Augsburger Allgemeine (Land Nord)
Staatstheater
Augsburg, Afrika und das Wasser
Die Distanzen sind riesig, um das Ensemble zusammenzubringen, der eine Teil der Schauspieler kommt aus Augsburg, der andere aus Südafrika. Aber so weit, dass alle zusammen das Proben beginnen, ist diese Kooperation des Staatstheaters Augsburg über die Kontinentgrenze hinweg noch lange nicht. Eben erst kamen Regisseurin Dorothea Schroeder und Dramaturgin Kathrin Mergel von einem ersten Besuch am Kap zurück.
Ende April 2020 soll das Ergebnis dieses Rechercheprojekts erstmals zu sehen sein. Der Vorlauf dafür ist lang. Ganz zu Beginn standen Anträge beim Turn-Fonds der Kulturstiftung des Bundes, der die Zusammenarbeit von afrikanischen und europäischen Künstlern unterstützt. Schon damals hatten Schroeder, Mergel und die Verantwortlichen des Theaters als Projektpartner in Südafrika das Ukwanda Puppet & Designs Art Collective im Blick.

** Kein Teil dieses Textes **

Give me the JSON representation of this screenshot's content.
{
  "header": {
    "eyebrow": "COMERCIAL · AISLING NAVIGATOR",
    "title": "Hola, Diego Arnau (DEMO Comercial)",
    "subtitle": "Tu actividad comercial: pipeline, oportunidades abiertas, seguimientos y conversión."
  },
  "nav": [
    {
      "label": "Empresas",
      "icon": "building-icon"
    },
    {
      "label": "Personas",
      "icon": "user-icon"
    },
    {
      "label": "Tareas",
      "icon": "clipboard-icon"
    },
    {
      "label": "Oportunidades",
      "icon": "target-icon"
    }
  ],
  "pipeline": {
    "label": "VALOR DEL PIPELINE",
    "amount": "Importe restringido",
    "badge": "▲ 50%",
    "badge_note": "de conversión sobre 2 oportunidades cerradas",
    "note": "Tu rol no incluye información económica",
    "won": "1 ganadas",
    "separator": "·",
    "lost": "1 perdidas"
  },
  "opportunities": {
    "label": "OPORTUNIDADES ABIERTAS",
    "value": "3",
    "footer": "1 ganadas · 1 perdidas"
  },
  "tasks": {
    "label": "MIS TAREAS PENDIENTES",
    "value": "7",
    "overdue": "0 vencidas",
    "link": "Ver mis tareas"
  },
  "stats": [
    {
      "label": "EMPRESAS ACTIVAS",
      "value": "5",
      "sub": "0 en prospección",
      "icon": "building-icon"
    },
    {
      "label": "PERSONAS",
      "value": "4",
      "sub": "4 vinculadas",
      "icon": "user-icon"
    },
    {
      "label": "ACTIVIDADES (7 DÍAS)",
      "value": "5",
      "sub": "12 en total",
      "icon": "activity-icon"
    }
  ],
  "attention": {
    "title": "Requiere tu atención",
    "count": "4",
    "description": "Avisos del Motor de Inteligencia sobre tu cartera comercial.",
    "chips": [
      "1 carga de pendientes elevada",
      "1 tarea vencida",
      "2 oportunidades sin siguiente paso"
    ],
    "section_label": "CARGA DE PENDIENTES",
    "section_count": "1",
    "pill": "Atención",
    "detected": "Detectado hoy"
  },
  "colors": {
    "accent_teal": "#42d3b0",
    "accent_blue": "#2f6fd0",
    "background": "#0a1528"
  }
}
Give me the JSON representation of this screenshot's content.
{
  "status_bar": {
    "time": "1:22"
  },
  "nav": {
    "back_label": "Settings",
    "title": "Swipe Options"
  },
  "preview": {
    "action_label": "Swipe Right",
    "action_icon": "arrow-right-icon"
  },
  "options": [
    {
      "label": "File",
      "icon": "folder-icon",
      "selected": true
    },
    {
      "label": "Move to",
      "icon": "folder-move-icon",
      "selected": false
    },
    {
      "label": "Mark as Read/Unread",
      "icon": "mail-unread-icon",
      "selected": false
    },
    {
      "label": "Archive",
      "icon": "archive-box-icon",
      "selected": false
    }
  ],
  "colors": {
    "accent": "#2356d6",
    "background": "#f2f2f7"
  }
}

Allerdings kannten sich das Augsburger Projektteam und die Künstler aus Südafrika nur über das Netz. Das wirkliche Kennenlernen holten Schroeder und Mergel jetzt in Südafrika nach. Sie besuchten das junge Künstlerkollektiv, das der Minderheit Xhosa angehört und in einem Township rund um Kapstadt lebt.
Gleichzeitig waren Schroeder und Mergel natürlich auch dabei, für dieses Projekt zu recherchieren. Denn das verbindende Thema soll das „Wasser“sein: „World Heritage/Sharitage: Water“hieß es im Antrag. Damit will das Staatstheater auch die Bewerbung der Stadt Augsburg, die historische Wasserwirtschaft als Weltkulturerbe zu verankern, flankieren. Dass die Premiere des Stücks ein gutes Jahr nach der Entscheidung der Unesco im Juli 2019 in Baku (Aserbaidschan) stattfinden wird, stört Schroeder übrigens nicht: „Ob es Augsburg schafft oder nicht, macht für unser Projekt keinen Unterschied.“
Grundidee für die Zusammenarbeit sind der Wasserreichtum in Deutschland und die Wasserarmut in Südafrika, die in diesem Jahr dramatische Züge angenommen hat. Schroeder erzählt, dass dort der „Day Zero“gedroht habe, der Tag, an dem einer der wichtigsten Stauseen des Landes auf einen so niedrigen Wasserstand gefallen wäre, dass die Trinkwasserversorgung hätte eingestellt werden müssen. Wasser hätte es dann nur noch rationiert an bestimmten, militärisch kontrollierten Punkten gegeben. Zum äußersten sei es aber nach drei Jahren Dürre nicht gekommen. Ergiebiger Regen setzte ein.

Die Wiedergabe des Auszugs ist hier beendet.